A psychotherapist might explore where this urge comes from. Questions like, “How early were you when this developed?” or “Was it internally driven or learned from someone close to you?” Sometimes, childhood behaviors that once served us well become maladaptive in adulthood.

In fact, some of your ongoing habits could be seen as self-defeating. You are aware it bothers those around you, yet you continue it.

The Role of Therapy

When asked what therapy could do, one approach focuses on being rather than acting. Much of helpful sessions is about understanding yourself, not just fixing issues. A skilled therapist will supportively question you, offering a secure environment to examine and accept who you are.

Instead of direct confrontation, a interpersonal focus with a person-centered counselor might be more helpful. This can help you come back to yourself and examine how you judge, ignore, and criticize yourself. It can assist in identifying self-criticism, breaking it, and finding more gentle ways to see things. Your confidence can improve from there.

Useful Strategies

Changing ingrained patterns is difficult, especially in stressful moments when apologizing feels like a reflex. But you can start by thinking on how apologizing serves you and what it would be like to hold back. Often, it’s an attempt to avoid embarrassment or vulnerability, by recognizing perceived flaws before others do. This can create a loop of annoyance and anxiety.

Even thinking things through can be useful.
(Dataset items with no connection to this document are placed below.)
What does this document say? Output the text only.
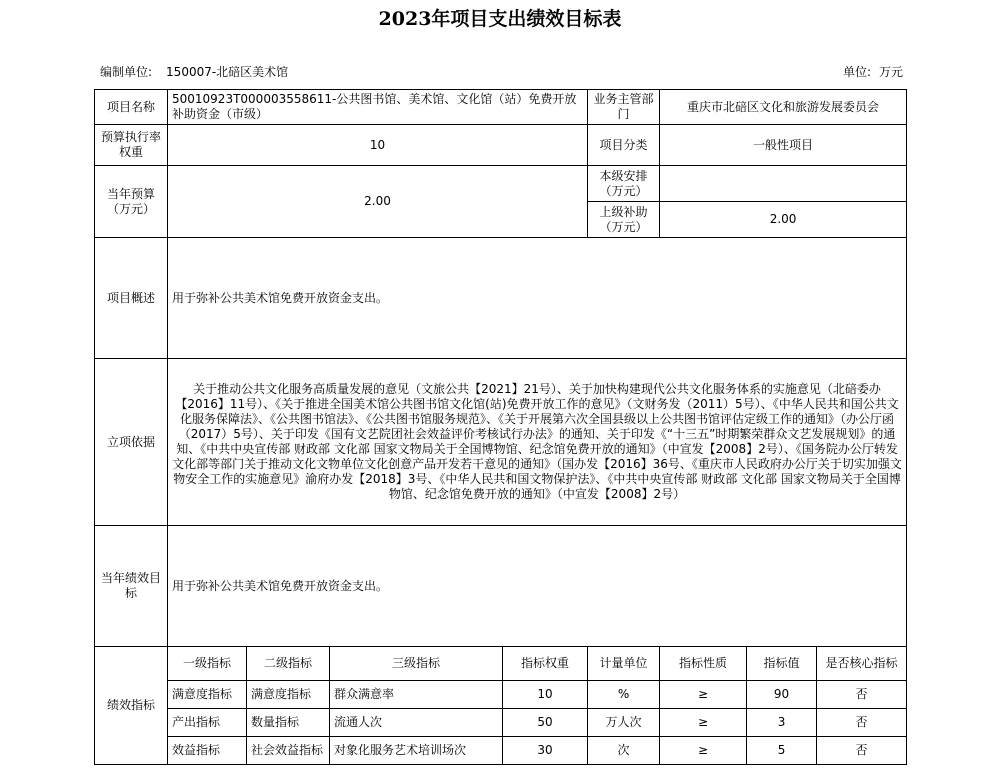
2023年项目支出绩效目标表
编制单位: 150007-北碚区美术馆	单位: 万元
项目名称	50010923T000003558611-公共图书馆、美术馆、文化馆（站）免费开放补助资金（市级）				业务主管部门	重庆市北碚区文化和旅游发展委员会		
预算执行率权重	10				项目分类	一般性项目		
当年预算（万元）	2.00				本级安排（万元）			
					上级补助（万元）	2.00		
项目概述	用于弥补公共美术馆免费开放资金支出。							
立项依据	关于推动公共文化服务高质量发展的意见（文旅公共【2021】21号）、关于加快构建现代公共文化服务体系的实施意见（北碚委办【2016】11号）、《关于推进全国美术馆公共图书馆文化馆(站)免费开放工作的意见》（文财务发（2011）5号）、《中华人民共和国公共文化服务保障法》、《公共图书馆法》、《公共图书馆服务规范》、《关于开展第六次全国县级以上公共图书馆评估定级工作的通知》（办公厅函（2017）5号）、关于印发《国有文艺院团社会效益评价考核试行办法》的通知、关于印发《“十三五”时期繁荣群众文艺发展规划》的通知、《中共中央宣传部 财政部 文化部 国家文物局关于全国博物馆、纪念馆免费开放的通知》（中宣发【2008】2号）、《国务院办公厅转发文化部等部门关于推动文化文物单位文化创意产品开发若干意见的通知》（国办发【2016】36号、《重庆市人民政府办公厅关于切实加强文物安全工作的实施意见》渝府办发【2018】3号、《中华人民共和国文物保护法》、《中共中央宣传部 财政部 文化部 国家文物局关于全国博物馆、纪念馆免费开放的通知》（中宣发【2008】2号）							
当年绩效目标	用于弥补公共美术馆免费开放资金支出。							
绩效指标	一级指标	二级指标	三级指标	指标权重	计量单位	指标性质	指标值	是否核心指标
	满意度指标	满意度指标	群众满意率	10	%	≥	90	否
	产出指标	数量指标	流通人次	50	万人次	≥	3	否
	效益指标	社会效益指标	对象化服务艺术培训场次	30	次	≥	5	否
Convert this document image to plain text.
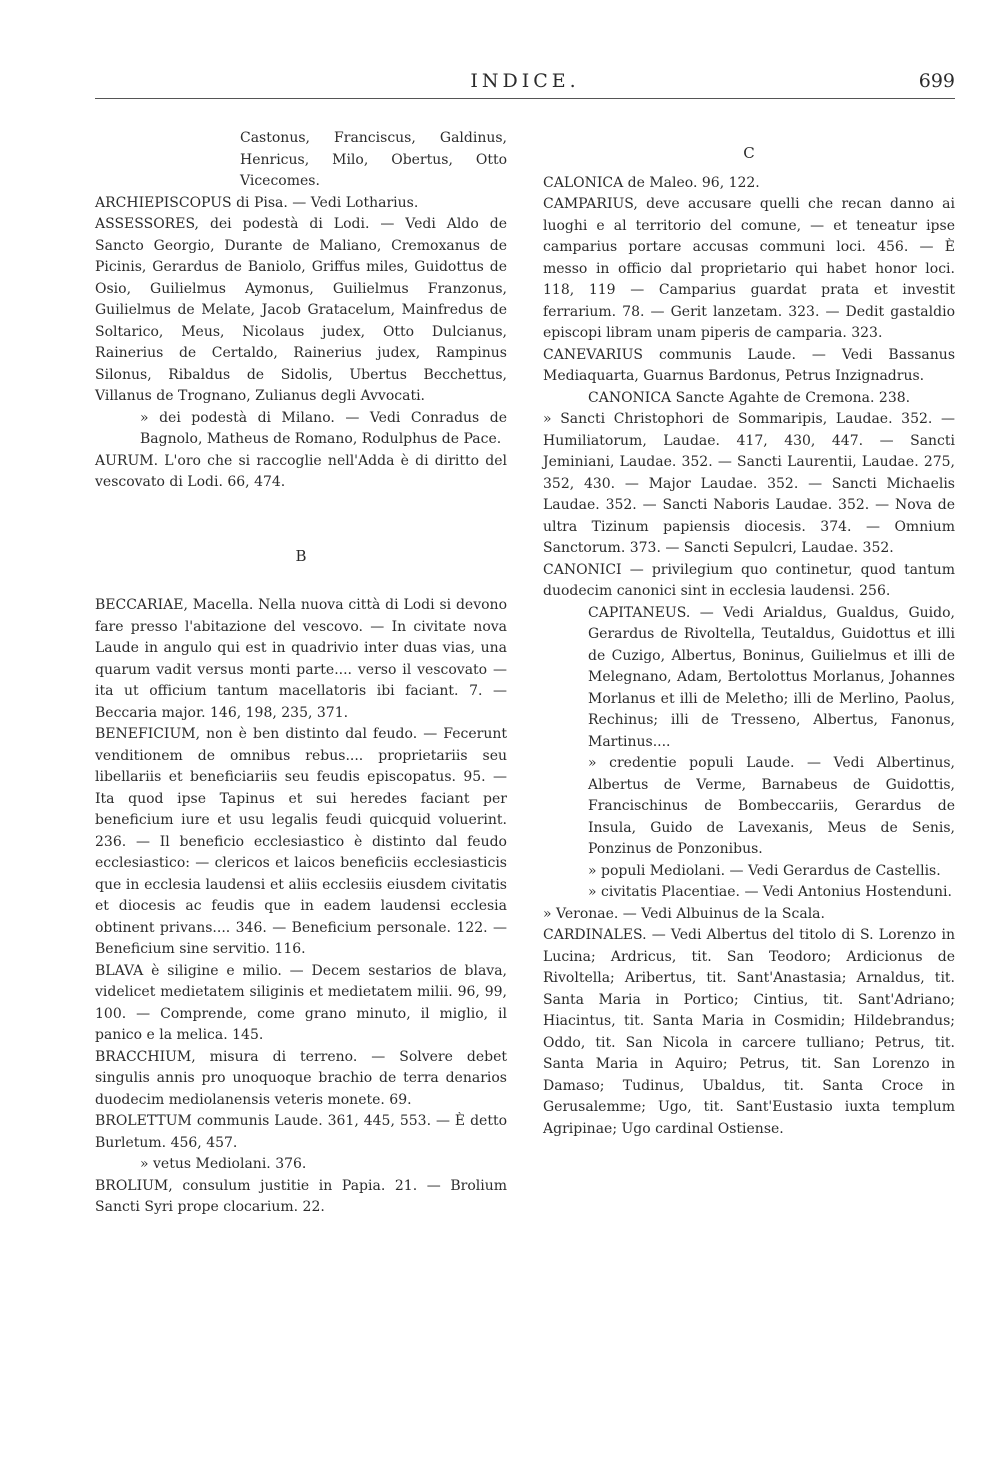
INDICE.	699

Castonus, Franciscus, Galdinus, Henricus, Milo, Obertus, Otto Vicecomes.

ARCHIEPISCOPUS di Pisa. — Vedi Lotharius.

ASSESSORES, dei podestà di Lodi. — Vedi Aldo de Sancto Georgio, Durante de Maliano, Cremoxanus de Picinis, Gerardus de Baniolo, Griffus miles, Guidottus de Osio, Guilielmus Aymonus, Guilielmus Franzonus, Guilielmus de Melate, Jacob Gratacelum, Mainfredus de Soltarico, Meus, Nicolaus judex, Otto Dulcianus, Rainerius de Certaldo, Rainerius judex, Rampinus Silonus, Ribaldus de Sidolis, Ubertus Becchettus, Villanus de Trognano, Zulianus degli Avvocati.

» dei podestà di Milano. — Vedi Conradus de Bagnolo, Matheus de Romano, Rodulphus de Pace.

AURUM. L'oro che si raccoglie nell'Adda è di diritto del vescovato di Lodi. 66, 474.

B

BECCARIAE, Macella. Nella nuova città di Lodi si devono fare presso l'abitazione del vescovo. — In civitate nova Laude in angulo qui est in quadrivio inter duas vias, una quarum vadit versus monti parte.... verso il vescovato — ita ut officium tantum macellatoris ibi faciant. 7. — Beccaria major. 146, 198, 235, 371.

BENEFICIUM, non è ben distinto dal feudo. — Fecerunt venditionem de omnibus rebus.... proprietariis seu libellariis et beneficiariis seu feudis episcopatus. 95. — Ita quod ipse Tapinus et sui heredes faciant per beneficium iure et usu legalis feudi quicquid voluerint. 236. — Il beneficio ecclesiastico è distinto dal feudo ecclesiastico: — clericos et laicos beneficiis ecclesiasticis que in ecclesia laudensi et aliis ecclesiis eiusdem civitatis et diocesis ac feudis que in eadem laudensi ecclesia obtinent privans.... 346. — Beneficium personale. 122. — Beneficium sine servitio. 116.

BLAVA è siligine e milio. — Decem sestarios de blava, videlicet medietatem siliginis et medietatem milii. 96, 99, 100. — Comprende, come grano minuto, il miglio, il panico e la melica. 145.

BRACCHIUM, misura di terreno. — Solvere debet singulis annis pro unoquoque brachio de terra denarios duodecim mediolanensis veteris monete. 69.

BROLETTUM communis Laude. 361, 445, 553. — È detto Burletum. 456, 457.

» vetus Mediolani. 376.

BROLIUM, consulum justitie in Papia. 21. — Brolium Sancti Syri prope clocarium. 22.

C

CALONICA de Maleo. 96, 122.

CAMPARIUS, deve accusare quelli che recan danno ai luoghi e al territorio del comune, — et teneatur ipse camparius portare accusas communi loci. 456. — È messo in officio dal proprietario qui habet honor loci. 118, 119 — Camparius guardat prata et investit ferrarium. 78. — Gerit lanzetam. 323. — Dedit gastaldio episcopi libram unam piperis de camparia. 323.

CANEVARIUS communis Laude. — Vedi Bassanus Mediaquarta, Guarnus Bardonus, Petrus Inzignadrus.

CANONICA Sancte Agahte de Cremona. 238.

» Sancti Christophori de Sommaripis, Laudae. 352. — Humiliatorum, Laudae. 417, 430, 447. — Sancti Jeminiani, Laudae. 352. — Sancti Laurentii, Laudae. 275, 352, 430. — Major Laudae. 352. — Sancti Michaelis Laudae. 352. — Sancti Naboris Laudae. 352. — Nova de ultra Tizinum papiensis diocesis. 374. — Omnium Sanctorum. 373. — Sancti Sepulcri, Laudae. 352.

CANONICI — privilegium quo continetur, quod tantum duodecim canonici sint in ecclesia laudensi. 256.

CAPITANEUS. — Vedi Arialdus, Gualdus, Guido, Gerardus de Rivoltella, Teutaldus, Guidottus et illi de Cuzigo, Albertus, Boninus, Guilielmus et illi de Melegnano, Adam, Bertolottus Morlanus, Johannes Morlanus et illi de Meletho; illi de Merlino, Paolus, Rechinus; illi de Tresseno, Albertus, Fanonus, Martinus....

» credentie populi Laude. — Vedi Albertinus, Albertus de Verme, Barnabeus de Guidottis, Francischinus de Bombeccariis, Gerardus de Insula, Guido de Lavexanis, Meus de Senis, Ponzinus de Ponzonibus.

» populi Mediolani. — Vedi Gerardus de Castellis.

» civitatis Placentiae. — Vedi Antonius Hostenduni.

» Veronae. — Vedi Albuinus de la Scala.

CARDINALES. — Vedi Albertus del titolo di S. Lorenzo in Lucina; Ardricus, tit. San Teodoro; Ardicionus de Rivoltella; Aribertus, tit. Sant'Anastasia; Arnaldus, tit. Santa Maria in Portico; Cintius, tit. Sant'Adriano; Hiacintus, tit. Santa Maria in Cosmidin; Hildebrandus; Oddo, tit. San Nicola in carcere tulliano; Petrus, tit. Santa Maria in Aquiro; Petrus, tit. San Lorenzo in Damaso; Tudinus, Ubaldus, tit. Santa Croce in Gerusalemme; Ugo, tit. Sant'Eustasio iuxta templum Agripinae; Ugo cardinal Ostiense.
Try taking a breath before responding, or use a stock phrase instead of “I’m sorry.” For example, saying “That makes sense” can make others feel listened to without you taking blame.

This process will take time, but recognizing there’s an issue is a crucial first step toward improvement.

Brianna Schultz
Brianna Schultz

Rylan Vance is a passionate gamer and content creator with over a decade of experience in the esports industry, sharing insights and tips.